Вот тут Уна садится рядом с ним на кровать, впивается в него пристальным взглядом и повторяет:
— Так какой у нас план, братишка?
• • •Чандлер Хенесси и Мортон Фретуэлл. Два орган-пирата, ушедшие живыми с территории арапачей после того, как захватили в лесу группу детей, среди которых был и Лев.
Уил Таши’ни, единственная любовь Уны, спас их тогда. Он отдал себя в обмен на жизни Лева и других ребят. Пираты пошли на это, потому что у Уила имелось нечто, стоившее огромных призовых денег: талант, заключенный в его руках и части мозга. Уил был великолепным гитаристом. Пираты забрали его, оставив Лева расхлебывать последствия. Не в силах Лева было помешать самопожертвованию Уила, и все же арапачи обвинили именно его. Ведь он чужак, как и орган-пираты; он — беглец, пришедший из того же вывихнутого внешнего мира. Даже Уна испытывала к нему двойственные чувства. «Ты предвестник несчастья», — сказала она ему однажды. И была права. Куда бы Лев ни направился, за ним по пятам следуют всякие невзгоды. И все же он надеется сломать шаблон. Наверняка это будет легче, чем достать с неба луну.

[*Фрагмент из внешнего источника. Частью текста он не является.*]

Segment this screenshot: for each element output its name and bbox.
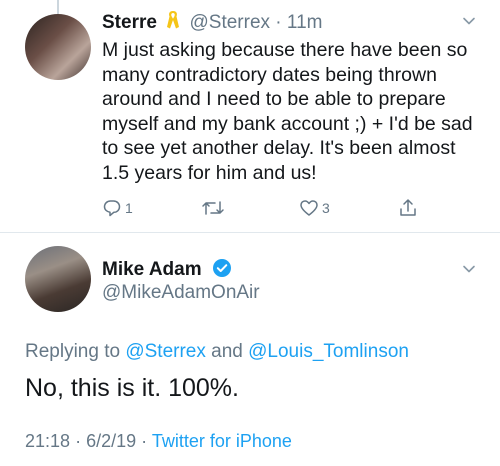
sterre-avatar[interactable] bbox=[25, 14, 91, 80]
replying-prefix: Replying to bbox=[25, 341, 121, 362]
share-button[interactable] bbox=[398, 198, 418, 218]
meta-separator: · bbox=[75, 431, 82, 451]
like-button[interactable]: 3 bbox=[299, 198, 330, 218]
thread-line-top bbox=[57, 0, 59, 14]
replying-user-louis[interactable]: @Louis_Tomlinson bbox=[248, 341, 409, 362]
tweet1-text: M just asking because there have been so… bbox=[102, 39, 473, 184]
retweet-button[interactable] bbox=[201, 198, 225, 218]
verified-badge-icon bbox=[212, 258, 232, 284]
reply-count: 1 bbox=[125, 200, 133, 216]
meta-separator: · bbox=[141, 431, 148, 451]
heart-icon bbox=[299, 198, 319, 218]
tweet1-timestamp[interactable]: 11m bbox=[287, 12, 323, 33]
share-icon bbox=[398, 198, 418, 218]
tweet-divider bbox=[0, 232, 500, 233]
tweet2-meta: 21:18 · 6/2/19 · Twitter for iPhone bbox=[25, 431, 292, 452]
tweet1-separator: · bbox=[275, 12, 282, 33]
tweet2-source[interactable]: Twitter for iPhone bbox=[152, 431, 292, 451]
tweet2-text: No, this is it. 100%. bbox=[25, 374, 239, 402]
tweet1-author-handle[interactable]: @Sterrex bbox=[189, 12, 270, 33]
tweet1-chevron-down-icon[interactable] bbox=[462, 14, 476, 28]
replying-and: and bbox=[211, 341, 243, 362]
tweet2-author-handle[interactable]: @MikeAdamOnAir bbox=[102, 282, 260, 304]
tweet2-chevron-down-icon[interactable] bbox=[462, 262, 476, 276]
retweet-icon bbox=[201, 198, 225, 218]
reply-icon bbox=[102, 198, 122, 218]
like-count: 3 bbox=[322, 200, 330, 216]
reply-button[interactable]: 1 bbox=[102, 198, 133, 218]
tweet1-action-bar: 1 3 bbox=[0, 198, 500, 222]
tweet2-date: 6/2/19 bbox=[86, 431, 137, 451]
tweet1-header: Sterre @Sterrex · 11m bbox=[102, 10, 322, 36]
mike-adam-avatar[interactable] bbox=[25, 246, 91, 312]
tweet1-author-name[interactable]: Sterre bbox=[102, 12, 157, 33]
tweet2-header: Mike Adam bbox=[102, 258, 232, 284]
tweet2-time: 21:18 bbox=[25, 431, 71, 451]
replying-to: Replying to @Sterrex and @Louis_Tomlinso… bbox=[25, 341, 409, 363]
yellow-ribbon-icon bbox=[166, 10, 180, 36]
replying-user-sterrex[interactable]: @Sterrex bbox=[125, 341, 206, 362]
tweet2-author-name[interactable]: Mike Adam bbox=[102, 259, 202, 280]
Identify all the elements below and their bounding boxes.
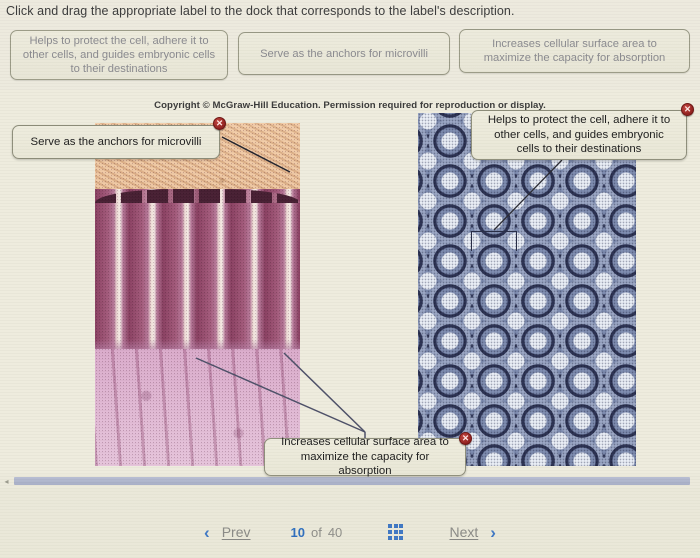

Расплетение Уила Таши’ни оставило рану в душах арапачей. Лев понимает, что ее не исцелить, но, может, у него получится хотя бы облегчить боль? Шрам останется навсегда, но если все пойдет по его плану, они с Уной поймают этих мясников и отдадут на справедливый суд арапачей.
И тогда Совет племени выслушает Лева.
Тогда они не отвергнут его мольбу и наконец публично заявят о своей позиции в отношении юновластей.
Конечно, поймать Хенесси и Фретуэлла не совсем то же самое, что сбросить с неба луну; но если арапачи — как говорят, самое влиятельное из племен — вступят в борьбу против расплетения, рухнет кое-что такое, на фоне чего упавшая луна покажется пустяком.
5 • Старки
Мейсону Майклу Старки нет дела до Людей Удачи. Ему не нужна их жалкая поддержка. Он дерется с врагом лицом к лицу. Оружейный ствол, приставленный к шее Инспекции — вот каковы его методы. По его мнению, любые другие — для неудачников. Старки знает: он рожден для величия. Собственно говоря, он уже его достиг, теперь вопрос только в степени этого самого величия.
— Чуть выше, — приказывает он. — Да, здесь.
Старки со своими аистятами сбежал с Кладбища из-под носа юновластей. Старки выжил в авиакатастрофе. И теперь Старки — герой войны. Неважно, что официально никакой такой войны нет; он сам объявил ее, и это единственное, что имеет значение. Если все в большом мире решили вести себя так, будто всё это не стоящая их внимания ерунда, тогда они заслуживают того, что обрушится на них в недалеком будущем.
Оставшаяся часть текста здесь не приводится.